Health ministry acknowledges shortfalls in Marina
Says it is trying to solve eminent issues
The Ministry of Health and Wellness said last week that they are aware of issues bedeviling the ailing ministry and its hospitals and assured concerned public and health workers that they were working to resolve those issues.
This is after The Botswana Gazette published an article analyzing the state of Princess Marina Hospital (PMH) and arguing for a probe into the affairs of the hospital. The article raised several issues including poor management, negligence, lack of resources and manpower which have allegedly contributed to unnecessary deaths in some instances. The article also raised the issue of accreditation as PMH is still operating without accreditation from the Council for Health Service Accreditation of Southern Africa (COHSASA).

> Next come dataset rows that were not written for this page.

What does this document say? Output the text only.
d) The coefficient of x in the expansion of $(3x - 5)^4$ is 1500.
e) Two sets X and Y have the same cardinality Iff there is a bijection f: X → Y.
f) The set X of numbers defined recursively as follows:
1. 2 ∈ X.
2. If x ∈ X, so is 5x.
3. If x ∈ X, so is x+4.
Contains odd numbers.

“We are aware of these issues. We will never deny them. We continue to reassure the public and concerned health workers that work towards resolving these issues is ongoing. The country is seeing an unprecedented challenge economically and socially. All these factors affect development and it is our hope that eventually most of, them if not all, will be resolved,” the ministry’s Permanent Secretary, Shenaaz El-Halabi, said in a statement.
She however said it was important for Batswana to introspect and look back to where the country come from, arguing that that the health care system had seen a dramatic growth from what it used to be.
“The ministry continues to make progress towards achievement of health-related millennium goals by reducing under five mortality from 76/1000 in 2008 to 28/1000 in 2011,” she said, adding that the maternal mortality was also reduced from 189/1000 in 2008 to 134/1000, which is still very high by international standards.
She said although they continue to experience shortage of staff, especially medical personnel in health facilities, to address this shortage clinics and health posts are clustered for effective management.
“The nurse-patient ratios are available for different levels of care; however, the ministry has a challenge in meeting these ratios because of global demand for health workers. In order to curb this challenge, the ministry has employed health care assistants who participate in day to day patient care services,” El-Halabi wrote.